Ähnliche Nachweise wären für die Tiefseetauchgänge, für die ein spezielles Gemisch aus Sauerstoff und Stickstoff verwendet wird, erforderlich. Daneben gebe es aber noch weitere Fragen:
"Wie kann ein 49-Fuß-Segelboot die Pipelines in der Ostsee finden? Die Pipelines sind nicht so groß und auch nicht auf den Seekarten verzeichnet, die mit dem Mietvertrag geliefert werden. Vielleicht wollte man die beiden Taucher ins Wasser lassen" ‒ was von einer kleinen Jacht aus nicht so einfach ist ‒ "und die Taucher danach suchen lassen.
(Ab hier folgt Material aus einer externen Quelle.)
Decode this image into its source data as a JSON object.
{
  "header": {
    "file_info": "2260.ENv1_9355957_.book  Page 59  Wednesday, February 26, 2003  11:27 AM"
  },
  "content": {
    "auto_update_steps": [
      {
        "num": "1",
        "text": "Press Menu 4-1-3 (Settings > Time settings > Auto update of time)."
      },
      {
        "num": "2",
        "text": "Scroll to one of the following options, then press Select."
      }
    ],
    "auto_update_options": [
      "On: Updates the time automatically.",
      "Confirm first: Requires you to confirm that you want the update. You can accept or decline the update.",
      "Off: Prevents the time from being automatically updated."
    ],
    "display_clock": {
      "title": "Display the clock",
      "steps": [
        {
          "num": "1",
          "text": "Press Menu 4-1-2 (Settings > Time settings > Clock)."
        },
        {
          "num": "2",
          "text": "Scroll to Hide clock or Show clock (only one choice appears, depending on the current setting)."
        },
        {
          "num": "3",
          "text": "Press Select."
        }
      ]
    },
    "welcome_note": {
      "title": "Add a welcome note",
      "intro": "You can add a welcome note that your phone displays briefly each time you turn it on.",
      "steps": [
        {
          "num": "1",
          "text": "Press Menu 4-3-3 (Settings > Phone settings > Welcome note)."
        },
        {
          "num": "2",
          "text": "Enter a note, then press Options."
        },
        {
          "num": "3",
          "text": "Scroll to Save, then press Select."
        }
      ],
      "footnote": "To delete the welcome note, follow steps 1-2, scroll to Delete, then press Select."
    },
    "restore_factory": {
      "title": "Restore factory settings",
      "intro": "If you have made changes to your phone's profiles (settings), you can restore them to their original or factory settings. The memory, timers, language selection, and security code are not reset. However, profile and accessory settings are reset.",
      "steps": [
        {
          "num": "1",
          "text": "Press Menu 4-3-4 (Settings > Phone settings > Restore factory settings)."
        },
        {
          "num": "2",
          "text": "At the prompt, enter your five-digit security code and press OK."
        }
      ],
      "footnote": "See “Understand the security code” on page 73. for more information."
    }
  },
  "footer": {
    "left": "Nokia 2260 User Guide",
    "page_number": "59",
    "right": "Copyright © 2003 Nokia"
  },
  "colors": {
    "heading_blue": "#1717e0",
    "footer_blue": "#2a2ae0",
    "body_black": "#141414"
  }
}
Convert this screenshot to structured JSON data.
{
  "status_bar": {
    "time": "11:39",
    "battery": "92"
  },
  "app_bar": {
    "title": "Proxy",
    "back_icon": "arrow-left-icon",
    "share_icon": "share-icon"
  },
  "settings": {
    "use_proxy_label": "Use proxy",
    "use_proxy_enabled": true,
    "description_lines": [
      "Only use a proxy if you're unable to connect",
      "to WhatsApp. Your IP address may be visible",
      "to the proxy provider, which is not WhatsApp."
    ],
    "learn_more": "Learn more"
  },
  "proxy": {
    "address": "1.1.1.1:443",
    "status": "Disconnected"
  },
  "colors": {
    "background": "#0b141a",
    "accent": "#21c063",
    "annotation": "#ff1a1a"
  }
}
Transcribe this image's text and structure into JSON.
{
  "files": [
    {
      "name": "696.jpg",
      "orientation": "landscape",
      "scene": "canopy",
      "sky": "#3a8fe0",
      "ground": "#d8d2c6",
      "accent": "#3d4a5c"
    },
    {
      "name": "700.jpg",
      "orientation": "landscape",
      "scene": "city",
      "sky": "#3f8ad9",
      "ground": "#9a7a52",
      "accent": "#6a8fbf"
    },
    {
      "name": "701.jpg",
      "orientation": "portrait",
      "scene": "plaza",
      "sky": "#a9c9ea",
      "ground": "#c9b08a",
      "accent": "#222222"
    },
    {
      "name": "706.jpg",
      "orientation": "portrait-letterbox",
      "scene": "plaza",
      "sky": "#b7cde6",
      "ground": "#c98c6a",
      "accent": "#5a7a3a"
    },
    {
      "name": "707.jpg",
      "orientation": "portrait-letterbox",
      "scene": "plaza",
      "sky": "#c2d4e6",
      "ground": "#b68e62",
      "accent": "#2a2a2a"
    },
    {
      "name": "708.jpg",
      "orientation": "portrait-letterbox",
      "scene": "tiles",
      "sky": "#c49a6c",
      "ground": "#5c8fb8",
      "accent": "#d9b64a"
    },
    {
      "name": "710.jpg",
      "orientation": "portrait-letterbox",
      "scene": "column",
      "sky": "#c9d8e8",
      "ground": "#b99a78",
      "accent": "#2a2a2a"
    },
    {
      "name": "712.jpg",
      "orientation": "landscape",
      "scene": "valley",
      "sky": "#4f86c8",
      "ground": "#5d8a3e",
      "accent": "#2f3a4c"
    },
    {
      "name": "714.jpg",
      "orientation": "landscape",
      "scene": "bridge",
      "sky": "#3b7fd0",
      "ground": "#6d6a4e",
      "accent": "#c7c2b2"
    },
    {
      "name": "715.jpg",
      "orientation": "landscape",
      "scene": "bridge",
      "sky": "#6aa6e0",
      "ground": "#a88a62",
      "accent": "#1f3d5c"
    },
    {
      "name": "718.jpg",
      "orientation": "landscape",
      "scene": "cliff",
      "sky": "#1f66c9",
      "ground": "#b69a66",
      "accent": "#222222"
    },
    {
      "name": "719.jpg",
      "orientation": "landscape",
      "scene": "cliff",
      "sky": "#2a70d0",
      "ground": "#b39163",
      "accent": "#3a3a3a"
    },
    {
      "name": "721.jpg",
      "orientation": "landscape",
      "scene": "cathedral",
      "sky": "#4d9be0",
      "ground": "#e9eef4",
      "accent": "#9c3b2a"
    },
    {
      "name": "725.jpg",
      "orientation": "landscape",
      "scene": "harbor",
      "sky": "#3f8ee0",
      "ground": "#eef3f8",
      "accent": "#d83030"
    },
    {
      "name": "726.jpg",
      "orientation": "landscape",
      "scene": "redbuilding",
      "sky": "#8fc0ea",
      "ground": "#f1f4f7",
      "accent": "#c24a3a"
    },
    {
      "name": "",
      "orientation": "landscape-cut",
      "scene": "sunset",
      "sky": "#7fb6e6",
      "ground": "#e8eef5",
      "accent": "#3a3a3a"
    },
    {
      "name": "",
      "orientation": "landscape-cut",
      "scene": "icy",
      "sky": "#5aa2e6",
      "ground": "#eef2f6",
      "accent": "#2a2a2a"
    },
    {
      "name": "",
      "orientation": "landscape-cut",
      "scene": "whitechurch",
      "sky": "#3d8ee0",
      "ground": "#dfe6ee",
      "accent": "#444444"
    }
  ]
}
Wie lange kann ein Taucher in seinem Anzug unten bleiben? Vielleicht fünfzehn Minuten. Das bedeutet, dass ein Taucher vier Jahre brauchen würde, um eine Quadratmeile abzusuchen."
Der Geheimdienstexperte sagte weiterhin:
"Nichts davon ist passiert. Hören Sie auf, das mit der Realität zu verbinden. Es ist eine Parodie."
Die Berichte in der New York Times und in der Zeit enthielten auch keinerlei Hinweise darauf, dass ein Journalist an Bord gehen und die fragliche Jacht physisch untersuchen konnte. Sie erklären auch nicht, warum die Passagiere einer Jacht nach einer Anmietung gefälschte oder andere Pässe an Bord zurücklassen würden. Der Experte fuhr fort:
"Der Versuch, Fiktion in Wahrheit zu verwandeln, wird ewig weitergehen. Jetzt taucht nach den Ermittlungen das Bild eines Segelboots auf, das nicht zurückverfolgt werden kann ‒ ohne Kennzeichen, wo es eigentlich hingehört. Die Andromeda hat in der Presse den Piltdown-Menschen (die wissenschaftliche Fälschung von Überresten eines Frühmenschen, Anm. d. Red.) ersetzt."
Die Berichte der Mainstream-Medien lassen demnach nur die Schlussfolgerung zu, dass "die teuflische CIA eine Gegenoperation ausgeheckt hat, die auf den ersten Blick lächerlich und kindisch ist". Sie diene in erster Linie dazu, die von den Geheimdiensten bevorzugte "Wahrheit" durchzusetzen.